Description and Background

Having built an emulator, it is important to validate it by checking that the statistical predictions it makes about the simulator outputs agree with the actual simulator outputs. This validation process is described for the core problem in the procedure for validating a Gaussian process emulator (ProcValidateCoreGP), and involves comparing emulator predictions with data from a validation sample. We discuss here the principles of designing a validation study.

Discussion

A valid emulator should predict the simulator output with an appropriate degree of uncertainty. Validation testing checks whether, for instance, when the emulator’s predictions are more precise (i.e. have a smaller predictive variance) the actual simulator output is closer to the predictive mean than when the emulator predictions are more uncertain. The predictions will be most precise when the emulator is asked to predict for an input point \(x^\prime\) that is close to the training sample points that were used to build the emulator; they will be largest when predicting at a point \(x^\prime\) that is far from all training sample points (relative to the estimated correlation lengths). Hence a good validation design will mix design points close to training sample points with points far apart. In particular, design points close to training sample points (or to each other) are highly sensitive to the emulator’s estimated correlation function hyperparameters (such as correlation length parameters), which is an important aspect of validation.

A validation design comprises a set of \(n^\prime\) design points \(D^\prime=\{x^\prime_1,x^\prime_2,\ldots,x^\prime_{n^\prime}\}\). There is little practical understanding yet about how big \(n^\prime\) should be, or how best to achieve the required mix of design points, but some considerations are as follows.

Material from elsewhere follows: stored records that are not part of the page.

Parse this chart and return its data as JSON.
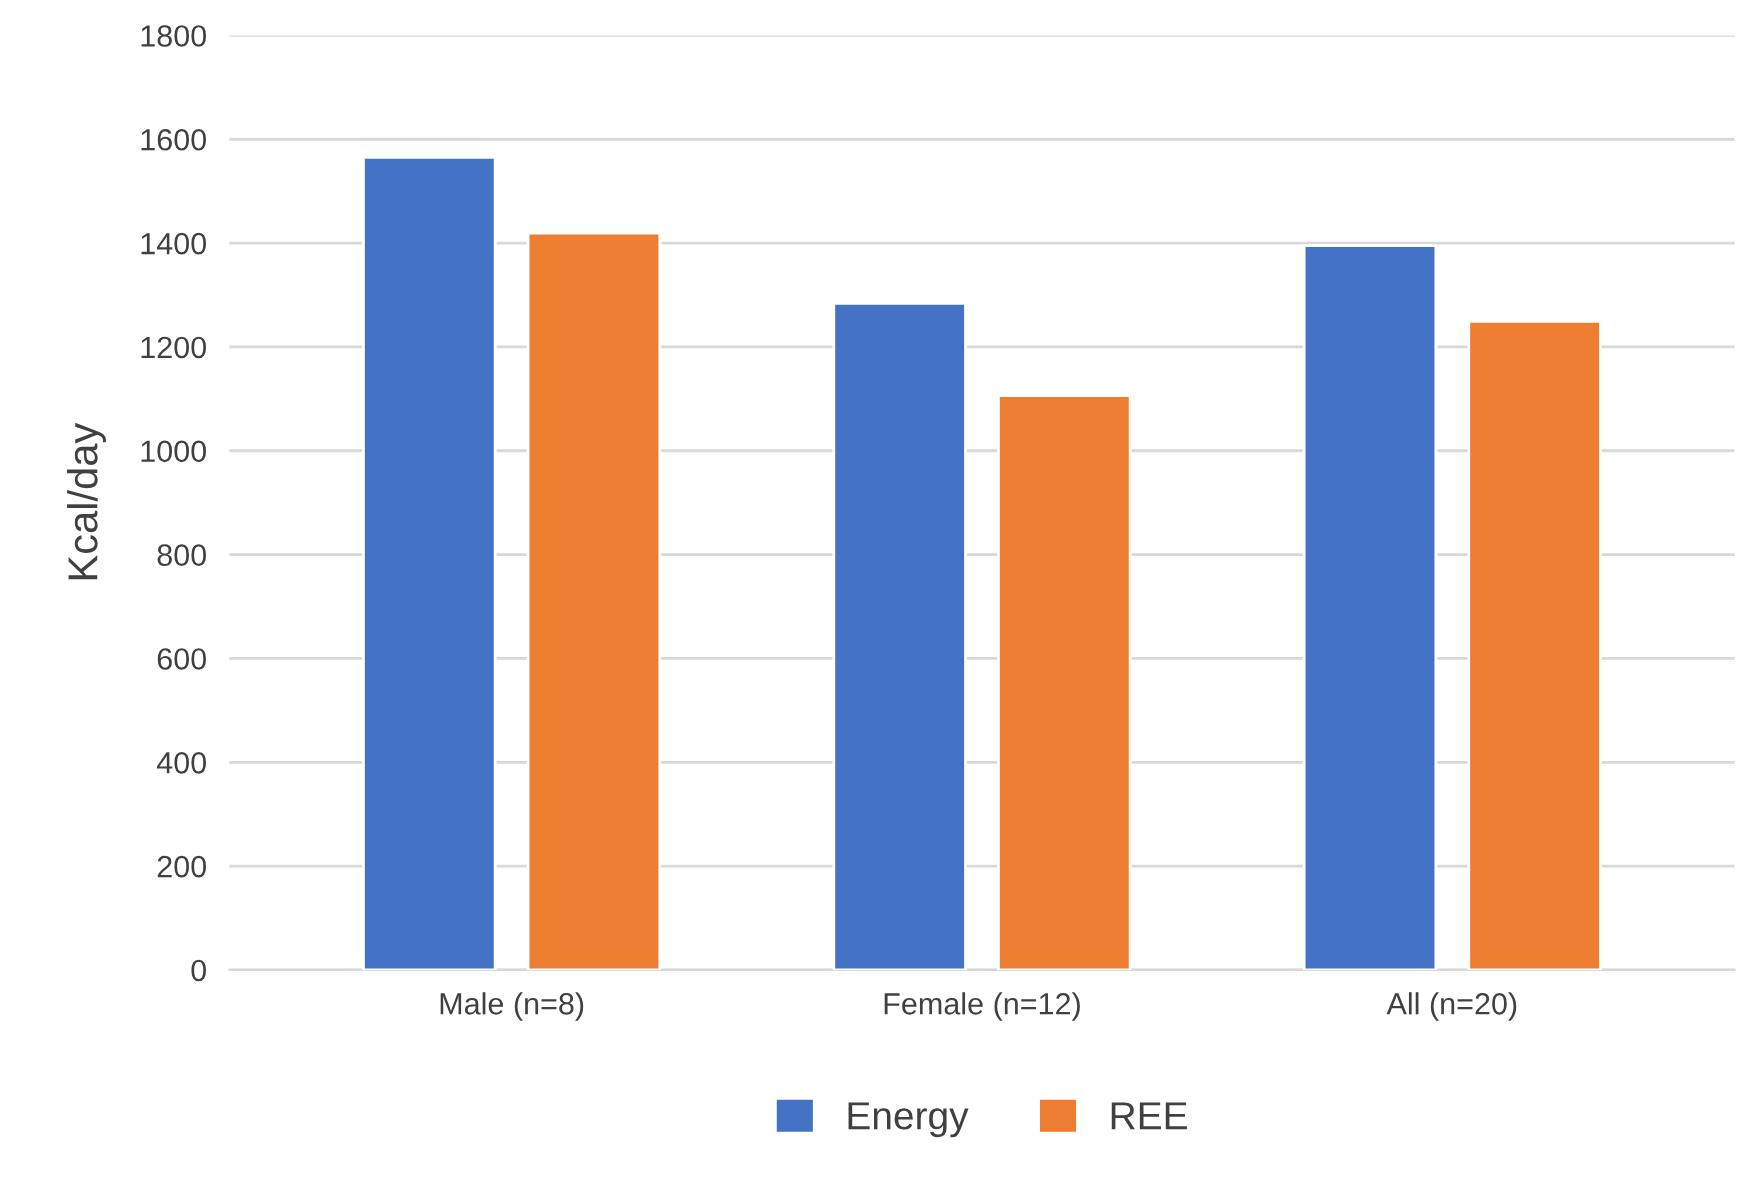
{
  "chart_data": {
    "type": "bar",
    "ylabel": "Kcal/day",
    "categories": [
      "Male (n=8)",
      "Female (n=12)",
      "All (n=20)"
    ],
    "series": [
      {
        "name": "Energy",
        "color": "#4472c4",
        "values": [
          1565,
          1284,
          1395
        ]
      },
      {
        "name": "REE",
        "color": "#ed7d31",
        "values": [
          1419,
          1106,
          1249
        ]
      }
    ],
    "ylim": [
      0,
      1800
    ],
    "yticks": [
      0,
      200,
      400,
      600,
      800,
      1000,
      1200,
      1400,
      1600,
      1800
    ],
    "grid": "y",
    "legend": "bottom"
  }
}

When the simulator is slow to run, it is important to keep the size of the validation sample as small as possible. Nevertheless, we typically need enough validation points to validate against possibly poor estimation of the different hyperparameters, and we should expect to have at least as many points as there are hyperparameters. Whereas it is often suggested that the training sample size, \(n\), should be about 10 times the number of inputs, \(p\), we tentatively suggest that for validation we need \(n^\prime\ge 3p\).

To achieve a mix of points with high and low predictive variances, one approach is to generate a design in which the predictive variances of the pivoted Cholesky decomposition is maximised. This could be done by using this criterion in an optimised Latin hypercube design procedure.

Another idea is to randomly select a number of the original training design points, and place a validation design point close to each. For instance, if we selected a training sample point \(x\) then we could place the validation point \(x^\prime\) randomly within the region where the correlation function \(c(x,x^\prime)\) (with estimated values for \(\delta\)) exceeds 0.8, say. The number of these points should be at least \(p\). Then the remaining points could be chosen as a random Latin hypercube.

Additional Comments

This is a topic of ongoing research in MUCM, and we expect to add to this page in due course.